BOOK REVIEW: The Memory Book by Rowan Coleman

The name of your first born.
The face of your lover.
What would happen if your memory of these began to fade?
Is it possible to rebuild your life?
Raise a family? Fall in love again?
When Claire begins to write her memory book she already knows that this scrapbook of mementos will soon be all her daughters and husband have left of her. But how can she hold on to the past when her future is slipping through her fingers...?

Publisher: Ebury
Pages: 375

Rowan Coleman knows exactly how to pull on your heartstrings and The Memory Book is a fantastic and emotional read.
Claire has early-onset Alzheimer's which is completely terrifying as she doesn't know which part of her memory will go next. Some parts disappear but then come back whereas others are lost forever.
Her devoted husband Greg buys her a memory book to write stuff down and stick things in; it is useful for her but she knows it will also be vital for the two daughters she will be leaving behind. Claire also knows that she has a lot to sort out right now; she wants to spend as much time as possible with her youngest daughter who's only three but there is definitely something wrong with her eldest daughter Caitlin and she wants to help her while she still can.
Having had a family member with Alzheimer's, I felt that Rowan Coleman tackled this subject head on but with a great deal of sensitivity and care. She captured the loss of control so well, Claire is almost a prisoner in her own body and mind, there are moments when she is fully aware of what is happening to her and she is so angry and frustrated.
 The Memory Book for me was very much a book about motherhood. Claire's role as a mother sits alongside the relationship she has with her own mother and through it we see the ways in which this relationship changes as we grow up and have our own children.

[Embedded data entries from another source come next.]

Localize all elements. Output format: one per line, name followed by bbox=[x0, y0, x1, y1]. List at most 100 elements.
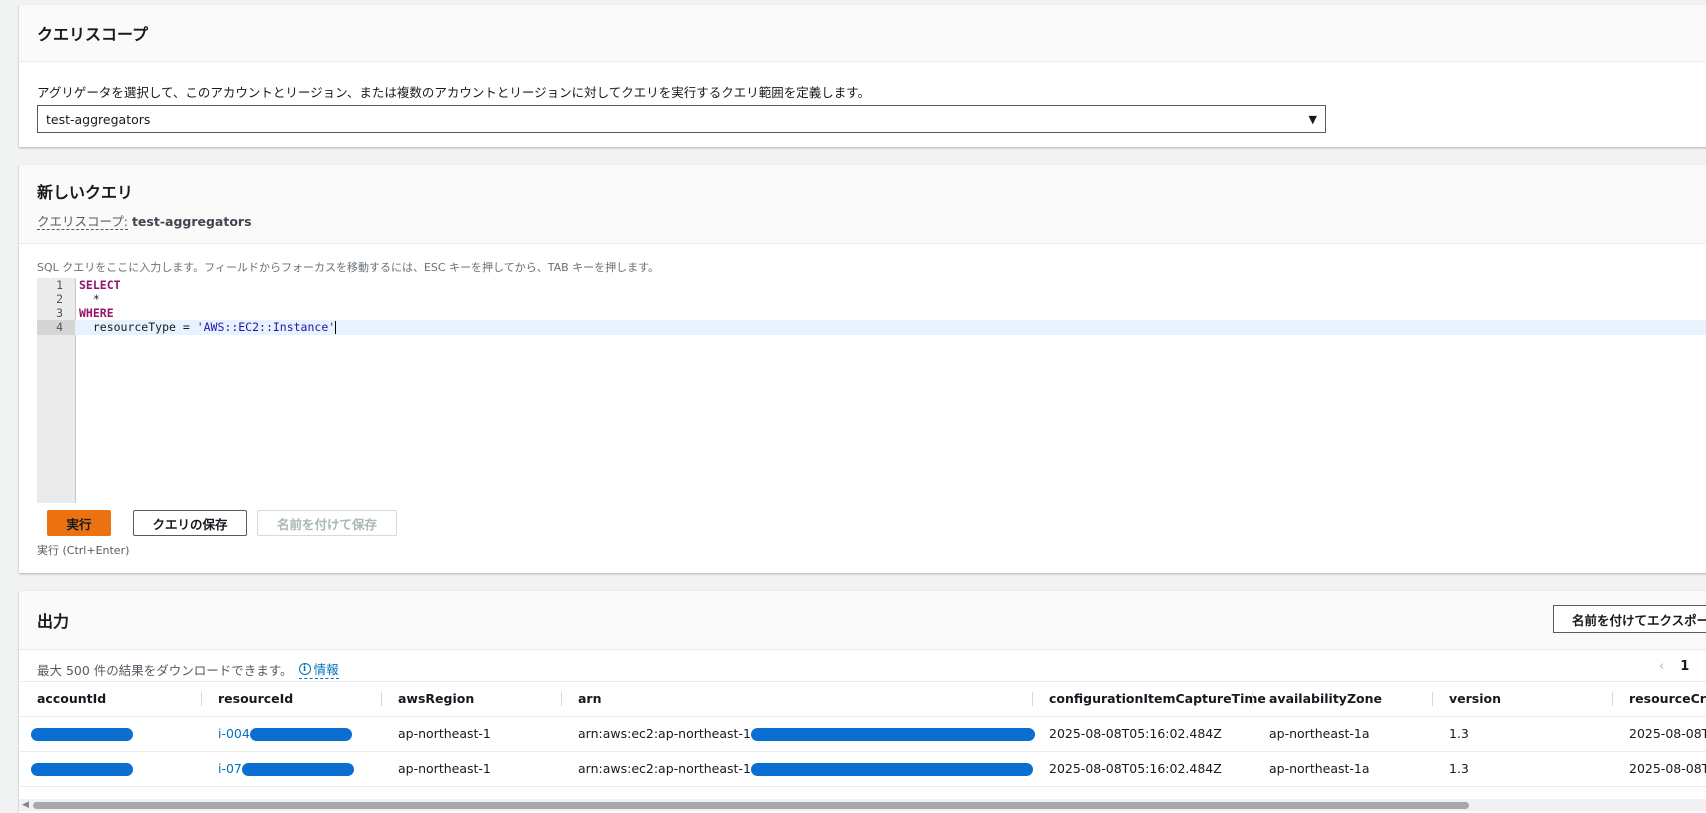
redaction-mark bbox=[750, 728, 1035, 741]
cell-awsregion: ap-northeast-1 bbox=[398, 761, 491, 776]
column-header-capturetime[interactable]: configurationItemCaptureTime bbox=[1032, 682, 1266, 716]
cell-accountid bbox=[31, 717, 133, 751]
line-number: 1 bbox=[56, 278, 63, 292]
redaction-mark bbox=[31, 728, 133, 741]
aggregator-select-value: test-aggregators bbox=[46, 111, 151, 127]
column-header-label: arn bbox=[578, 691, 602, 706]
code-text: resourceType = 'AWS::EC2::Instance' bbox=[79, 320, 337, 335]
column-header-label: resourceCreationTime bbox=[1629, 691, 1706, 706]
query-scope-title: クエリスコープ bbox=[37, 25, 149, 44]
pagination: ‹ 1 bbox=[1659, 659, 1689, 674]
query-scope-header: クエリスコープ bbox=[19, 5, 1706, 62]
column-header-resourceid[interactable]: resourceId bbox=[201, 682, 294, 716]
info-label: 情報 bbox=[313, 662, 339, 677]
line-number: 2 bbox=[56, 292, 63, 306]
output-panel: 出力 名前を付けてエクスポート 最大 500 件の結果をダウンロードできます。 … bbox=[19, 591, 1706, 813]
code-line: 3 WHERE bbox=[37, 306, 1706, 321]
redaction-mark bbox=[750, 763, 1033, 776]
run-button[interactable]: 実行 bbox=[47, 510, 111, 536]
export-as-button[interactable]: 名前を付けてエクスポート bbox=[1553, 605, 1706, 633]
table-header-row: accountId resourceId awsRegion arn confi… bbox=[19, 681, 1706, 717]
cell-creationtime: 2025-08-08T bbox=[1629, 761, 1706, 776]
code-text: * bbox=[79, 292, 100, 306]
redaction-mark bbox=[249, 728, 352, 741]
column-divider bbox=[1032, 692, 1033, 706]
cell-arn: arn:aws:ec2:ap-northeast-1 bbox=[578, 717, 1035, 751]
horizontal-scrollbar[interactable]: ◀ bbox=[19, 799, 1706, 811]
run-shortcut-hint: 実行 (Ctrl+Enter) bbox=[37, 544, 130, 557]
column-header-availabilityzone[interactable]: availabilityZone bbox=[1252, 682, 1382, 716]
cell-version: 1.3 bbox=[1449, 761, 1469, 776]
output-header: 出力 bbox=[19, 591, 1706, 650]
column-header-version[interactable]: version bbox=[1432, 682, 1502, 716]
chevron-left-icon[interactable]: ‹ bbox=[1659, 659, 1664, 674]
caret-down-icon: ▼ bbox=[1308, 112, 1317, 126]
cell-resourceid[interactable]: i-07 bbox=[218, 752, 354, 786]
table-row: i-07 ap-northeast-1 arn:aws:ec2:ap-north… bbox=[19, 752, 1706, 787]
info-icon: i bbox=[298, 662, 311, 675]
sql-editor[interactable]: 1 SELECT 2 * 3 WHERE 4 resourceType = 'A… bbox=[37, 278, 1706, 503]
column-divider bbox=[1252, 692, 1253, 706]
arn-text: arn:aws:ec2:ap-northeast-1 bbox=[578, 726, 751, 741]
code-line-active: 4 resourceType = 'AWS::EC2::Instance' bbox=[37, 320, 1706, 335]
column-header-arn[interactable]: arn bbox=[561, 682, 602, 716]
code-lhs: resourceType = bbox=[79, 320, 197, 334]
column-header-label: configurationItemCaptureTime bbox=[1049, 691, 1266, 706]
line-number: 4 bbox=[37, 320, 75, 335]
cell-version: 1.3 bbox=[1449, 726, 1469, 741]
resourceid-link[interactable]: i-004 bbox=[218, 726, 250, 741]
column-header-creationtime[interactable]: resourceCreationTime bbox=[1612, 682, 1706, 716]
code-line: 1 SELECT bbox=[37, 278, 1706, 293]
new-query-title: 新しいクエリ bbox=[37, 183, 134, 202]
query-scope-value: test-aggregators bbox=[131, 214, 252, 229]
output-description: 最大 500 件の結果をダウンロードできます。 i 情報 bbox=[37, 659, 339, 679]
aggregator-select[interactable]: test-aggregators ▼ bbox=[37, 105, 1326, 133]
code-string: 'AWS::EC2::Instance' bbox=[196, 320, 336, 334]
code-text: WHERE bbox=[79, 306, 114, 320]
redaction-mark bbox=[241, 763, 354, 776]
cell-arn: arn:aws:ec2:ap-northeast-1 bbox=[578, 752, 1033, 786]
column-header-label: version bbox=[1449, 691, 1502, 706]
code-text: SELECT bbox=[79, 278, 121, 292]
page-number[interactable]: 1 bbox=[1680, 659, 1689, 674]
column-header-accountid[interactable]: accountId bbox=[37, 682, 106, 716]
output-title: 出力 bbox=[37, 612, 70, 631]
scrollbar-thumb[interactable] bbox=[33, 802, 1469, 809]
column-header-label: accountId bbox=[37, 691, 107, 706]
query-scope-label[interactable]: クエリスコープ: bbox=[37, 214, 128, 230]
info-link[interactable]: i 情報 bbox=[298, 659, 339, 679]
query-scope-summary: クエリスコープ: test-aggregators bbox=[37, 211, 1701, 230]
cell-accountid bbox=[31, 752, 133, 786]
query-scope-description: アグリゲータを選択して、このアカウントとリージョン、または複数のアカウントとリー… bbox=[37, 85, 871, 100]
column-header-awsregion[interactable]: awsRegion bbox=[381, 682, 475, 716]
results-table: accountId resourceId awsRegion arn confi… bbox=[19, 681, 1706, 787]
table-row: i-004 ap-northeast-1 arn:aws:ec2:ap-nort… bbox=[19, 717, 1706, 752]
cell-capturetime: 2025-08-08T05:16:02.484Z bbox=[1049, 726, 1222, 741]
redaction-mark bbox=[31, 763, 133, 776]
cell-availabilityzone: ap-northeast-1a bbox=[1269, 726, 1370, 741]
new-query-header: 新しいクエリ クエリスコープ: test-aggregators bbox=[19, 165, 1706, 244]
new-query-panel: 新しいクエリ クエリスコープ: test-aggregators SQL クエリ… bbox=[19, 165, 1706, 573]
column-divider bbox=[1612, 692, 1613, 706]
column-divider bbox=[1432, 692, 1433, 706]
resourceid-link[interactable]: i-07 bbox=[218, 761, 242, 776]
column-header-label: resourceId bbox=[218, 691, 294, 706]
code-line: 2 * bbox=[37, 292, 1706, 307]
save-query-button[interactable]: クエリの保存 bbox=[133, 510, 247, 536]
query-scope-panel: クエリスコープ アグリゲータを選択して、このアカウントとリージョン、または複数の… bbox=[19, 5, 1706, 147]
save-as-button[interactable]: 名前を付けて保存 bbox=[257, 510, 397, 536]
cell-availabilityzone: ap-northeast-1a bbox=[1269, 761, 1370, 776]
column-header-label: awsRegion bbox=[398, 691, 475, 706]
cell-awsregion: ap-northeast-1 bbox=[398, 726, 491, 741]
cell-resourceid[interactable]: i-004 bbox=[218, 717, 352, 751]
column-header-label: availabilityZone bbox=[1269, 691, 1382, 706]
column-divider bbox=[381, 692, 382, 706]
cell-creationtime: 2025-08-08T bbox=[1629, 726, 1706, 741]
line-number: 3 bbox=[56, 306, 63, 320]
editor-hint: SQL クエリをここに入力します。フィールドからフォーカスを移動するには、ESC… bbox=[37, 261, 660, 274]
output-description-text: 最大 500 件の結果をダウンロードできます。 bbox=[37, 662, 293, 678]
cell-capturetime: 2025-08-08T05:16:02.484Z bbox=[1049, 761, 1222, 776]
column-divider bbox=[561, 692, 562, 706]
text-cursor bbox=[335, 321, 337, 334]
scroll-left-arrow-icon[interactable]: ◀ bbox=[22, 799, 29, 811]
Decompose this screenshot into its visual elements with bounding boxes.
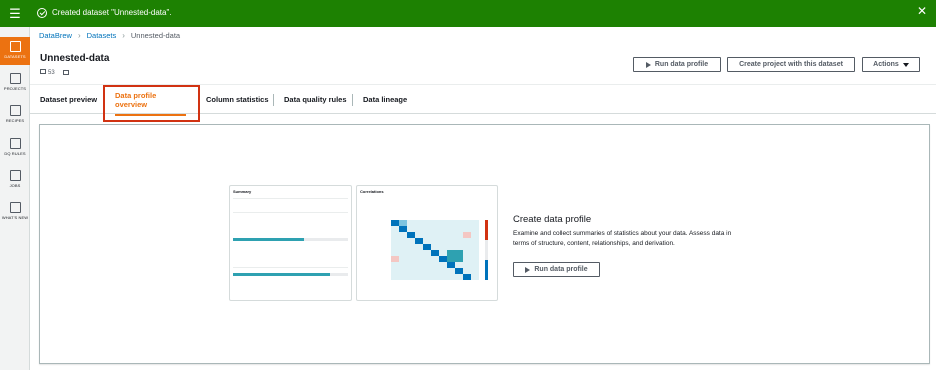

Claire is fully aware that she is almost child-like again to her mother due to the nature of her condition and ultimately that is distressing for them both. Claire is terrified of the impact of her illness on her daughters and that really resonated with me. I know now as a mother that my attitude to illness is totally different; my first thought when ill is how it will effect my daughter and the idea of having a serious illness terrifies me but for her sake rather than mine.
The Memory Book is beautifully written. Rowan Coleman is so wonderful at tackling difficult and sensitive issues whilst delivering characters you can completely invest your emotions in. I highly recommend this book.